Чтобы попасть в келью, требовалось зайти на этаж и пройти по длинному узкому полутёмному коридору, в котором слева тянулась глухая стена, а справа располагалось множество дверей, выглядящих почти одинаково. Как ни странно, Влад не перепутал дверь, а уверенно толкнул одну из них и, отмахнувшись от монаха-провожатого, шагнул через порог.


Когда дверь отворилась достаточно широко, взору предстала маленькая комната, озарённая солнцем. Белёные стены делали её ещё светлей, а после тёмного коридора эта белизна почти ослепляла. Справа от двери на узкой кровати сидел хрупкий старичок с седой полупрозрачной бородой, казавшейся клочком шерсти, приготовленной для прядения. "Совсем он сроднился со здешней обителью", - подумал Влад, глядя на седую бороду, но не удивился, ведь название Снагов происходило от слова "снежный", поэтому всякому, кто тут селился, следовало рано или поздно побелеть.


Старичок молился, опустив голову. Пальцы правой руки то и дело приходили в движение, перебирая затёртые до блеска деревянные чётки. Скрип открывающейся двери заставил пальцы замедлиться, но моление прекратилось не сразу. Человек, погружённый в молитву, не может остановиться в один миг, ведь не может сразу остановиться течение ручья или полёт птицы.


Наконец, обитатель кельи повернулся к гостю, и тогда гость увидел знакомое лицо с ясными глазами, смотревшими из-под края чёрной островерхой шапочки, которая прикрывала лоб монаха от самых бровей.


- Я ждал тебя, чадо, - сказал отец Антим.


Влад перекрестился на образа, стоявшие на угловой полке как раз над изголовьем кровати, затем подошёл к столу и взял из-под него единственную табуретку, имевшуюся в комнате.

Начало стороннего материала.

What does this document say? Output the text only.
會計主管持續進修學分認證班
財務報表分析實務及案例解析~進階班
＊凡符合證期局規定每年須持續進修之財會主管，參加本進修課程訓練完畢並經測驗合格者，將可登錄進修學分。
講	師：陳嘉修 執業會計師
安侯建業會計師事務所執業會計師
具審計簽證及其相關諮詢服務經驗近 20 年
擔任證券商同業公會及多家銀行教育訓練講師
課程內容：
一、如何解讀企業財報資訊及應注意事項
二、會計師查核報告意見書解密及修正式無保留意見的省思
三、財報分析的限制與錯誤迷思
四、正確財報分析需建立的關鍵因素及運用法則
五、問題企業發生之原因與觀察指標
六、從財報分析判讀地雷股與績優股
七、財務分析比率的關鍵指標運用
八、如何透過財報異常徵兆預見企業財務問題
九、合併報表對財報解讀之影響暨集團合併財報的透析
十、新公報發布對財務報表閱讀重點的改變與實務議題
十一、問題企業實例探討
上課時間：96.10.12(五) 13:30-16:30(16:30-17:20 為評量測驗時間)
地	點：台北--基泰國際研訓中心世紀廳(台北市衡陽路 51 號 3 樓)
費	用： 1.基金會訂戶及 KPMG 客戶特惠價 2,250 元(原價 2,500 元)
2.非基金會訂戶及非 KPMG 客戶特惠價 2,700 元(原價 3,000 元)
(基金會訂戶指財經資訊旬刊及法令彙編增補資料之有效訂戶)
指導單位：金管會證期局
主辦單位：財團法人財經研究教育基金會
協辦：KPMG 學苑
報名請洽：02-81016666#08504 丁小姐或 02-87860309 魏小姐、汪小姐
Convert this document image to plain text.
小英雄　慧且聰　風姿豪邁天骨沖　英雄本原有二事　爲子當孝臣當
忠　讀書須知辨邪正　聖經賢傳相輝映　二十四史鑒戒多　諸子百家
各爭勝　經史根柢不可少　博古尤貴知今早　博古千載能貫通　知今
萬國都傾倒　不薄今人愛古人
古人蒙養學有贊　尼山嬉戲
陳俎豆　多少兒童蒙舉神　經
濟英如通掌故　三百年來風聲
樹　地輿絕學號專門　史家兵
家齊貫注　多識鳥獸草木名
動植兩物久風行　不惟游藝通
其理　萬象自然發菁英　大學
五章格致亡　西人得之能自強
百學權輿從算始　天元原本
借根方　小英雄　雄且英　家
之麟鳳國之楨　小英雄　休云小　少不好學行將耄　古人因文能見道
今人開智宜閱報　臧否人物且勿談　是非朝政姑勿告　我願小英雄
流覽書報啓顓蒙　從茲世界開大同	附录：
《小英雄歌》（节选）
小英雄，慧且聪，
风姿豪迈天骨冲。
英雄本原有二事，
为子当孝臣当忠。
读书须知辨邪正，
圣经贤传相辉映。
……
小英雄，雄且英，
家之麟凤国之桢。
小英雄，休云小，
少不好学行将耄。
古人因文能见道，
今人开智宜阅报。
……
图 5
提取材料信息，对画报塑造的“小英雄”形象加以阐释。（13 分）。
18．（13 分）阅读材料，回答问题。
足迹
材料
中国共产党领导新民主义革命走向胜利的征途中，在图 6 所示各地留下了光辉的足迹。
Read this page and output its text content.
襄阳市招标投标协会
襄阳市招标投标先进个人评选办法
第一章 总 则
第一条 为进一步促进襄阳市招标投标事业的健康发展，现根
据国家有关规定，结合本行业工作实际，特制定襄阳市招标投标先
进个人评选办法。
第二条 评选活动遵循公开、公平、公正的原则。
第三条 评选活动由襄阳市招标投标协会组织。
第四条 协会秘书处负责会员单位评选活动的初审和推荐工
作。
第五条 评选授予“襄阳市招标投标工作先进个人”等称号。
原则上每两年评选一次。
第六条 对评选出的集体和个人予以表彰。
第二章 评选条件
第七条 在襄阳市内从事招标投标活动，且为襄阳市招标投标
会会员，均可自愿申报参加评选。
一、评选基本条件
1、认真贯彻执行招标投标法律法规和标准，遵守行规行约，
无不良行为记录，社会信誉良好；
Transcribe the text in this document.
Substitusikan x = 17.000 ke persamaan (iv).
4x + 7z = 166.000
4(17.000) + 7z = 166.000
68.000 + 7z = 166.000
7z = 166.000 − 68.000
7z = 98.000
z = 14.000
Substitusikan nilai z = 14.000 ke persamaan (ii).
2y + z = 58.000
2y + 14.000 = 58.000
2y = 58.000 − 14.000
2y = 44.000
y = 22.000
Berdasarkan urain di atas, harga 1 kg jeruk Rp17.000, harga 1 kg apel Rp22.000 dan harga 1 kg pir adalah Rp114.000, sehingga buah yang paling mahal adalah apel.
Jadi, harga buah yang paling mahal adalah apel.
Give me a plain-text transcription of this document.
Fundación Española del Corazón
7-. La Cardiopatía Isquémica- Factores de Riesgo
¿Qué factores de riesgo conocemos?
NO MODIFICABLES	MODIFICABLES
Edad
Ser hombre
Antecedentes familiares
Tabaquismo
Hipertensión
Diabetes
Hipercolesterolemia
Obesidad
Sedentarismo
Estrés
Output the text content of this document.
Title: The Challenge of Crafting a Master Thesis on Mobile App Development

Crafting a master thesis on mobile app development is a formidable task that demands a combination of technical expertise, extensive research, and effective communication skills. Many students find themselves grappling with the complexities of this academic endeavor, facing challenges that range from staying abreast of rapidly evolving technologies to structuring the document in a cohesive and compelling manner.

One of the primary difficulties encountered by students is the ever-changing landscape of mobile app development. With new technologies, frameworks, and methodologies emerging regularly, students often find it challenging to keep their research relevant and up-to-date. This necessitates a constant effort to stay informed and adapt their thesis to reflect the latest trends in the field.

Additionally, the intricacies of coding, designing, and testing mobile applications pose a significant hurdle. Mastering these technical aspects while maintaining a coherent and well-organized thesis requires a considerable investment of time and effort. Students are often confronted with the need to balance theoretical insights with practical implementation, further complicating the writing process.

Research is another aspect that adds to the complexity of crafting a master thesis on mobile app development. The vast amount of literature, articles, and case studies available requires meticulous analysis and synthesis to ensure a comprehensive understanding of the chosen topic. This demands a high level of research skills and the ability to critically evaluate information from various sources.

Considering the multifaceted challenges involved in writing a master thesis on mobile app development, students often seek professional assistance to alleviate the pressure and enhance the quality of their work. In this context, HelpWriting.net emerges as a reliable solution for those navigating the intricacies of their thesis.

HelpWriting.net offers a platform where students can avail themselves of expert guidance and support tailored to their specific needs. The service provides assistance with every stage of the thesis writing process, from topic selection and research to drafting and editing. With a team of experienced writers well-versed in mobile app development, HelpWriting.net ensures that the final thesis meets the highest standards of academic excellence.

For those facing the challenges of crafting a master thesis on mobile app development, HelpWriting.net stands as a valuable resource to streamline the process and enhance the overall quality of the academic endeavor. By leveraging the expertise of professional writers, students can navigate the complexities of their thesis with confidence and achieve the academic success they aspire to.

- Хочу узнать, как твоё здоровье, отче, - участливо произнёс государь.

- Грех жаловаться, чадо, - с улыбкой отвечал отец Антим.

- А я слышал, что тебя плохо держат ноги, - возразил Влад, садясь напротив собеседника. - Не переусердствовал ли ты в посте? Поститься чрезмерно - грех, поэтому попроси Бога, чтоб послал тебе хороший аппетит.

- Люди в мои годы просят Господа только об одном, - вздохнул отец Антим. - Просят, чтоб не выжить из ума.

- Тебе совсем не так много лет, отче, - снова возразил государь.

- Много, - кротко ответил старик.

- А сколько?

- Я давно перестал считать.

- А ты сочти, - принялся настаивать Влад.

- Счесть?

- Да, сочти.


Монах задумался:

- Когда я родился, твой дед Иоанн Мирча только-только взошёл на престол. Когда я принял монашество, мне было восемнадцать годов. Когда рукополагали меня в дьяконы, мне было двадцать семь. Священником я стал в тридцать пять, - задумавшись ещё на минуту, отец Антим сказал. - Нет, эдак мы будем считать долго. Сочтём по-другому.

- Да хоть как-нибудь, - не отставал Влад.

- Вот скажи, чадо, сколько тебе сейчас лет, - попросил монах.

- Я давно уже не чадо, - с усмешкой ответил государь. - Мне скоро исполнится тридцать два годка.

- Тридцать два? - удивился отец Антим. - А когда я тебя крестил, мне было сорок два... Так значит мне сейчас... Ой, как время-то летит!

- Попроси Бога, чтоб подарил тебе ещё несколько лет.

- Я и так просил, чтоб Он позволил мне дождаться твоего нынешнего приезда и поговорить с тобой, - очень серьёзно произнёс монах.

- Я всегда рад побеседовать, - отозвался Влад.

- Даже если речь пойдёт о том, что тебе неприятно? - с подозрением спросил отец Антим.

- О чём ты хочешь побеседовать, отче? - насторожился государь.

- Я слышал о твоём походе на Брашов. Он состоялся ещё весной, но в прошлый свой приезд в обитель ты ничего не рассказал мне о нём.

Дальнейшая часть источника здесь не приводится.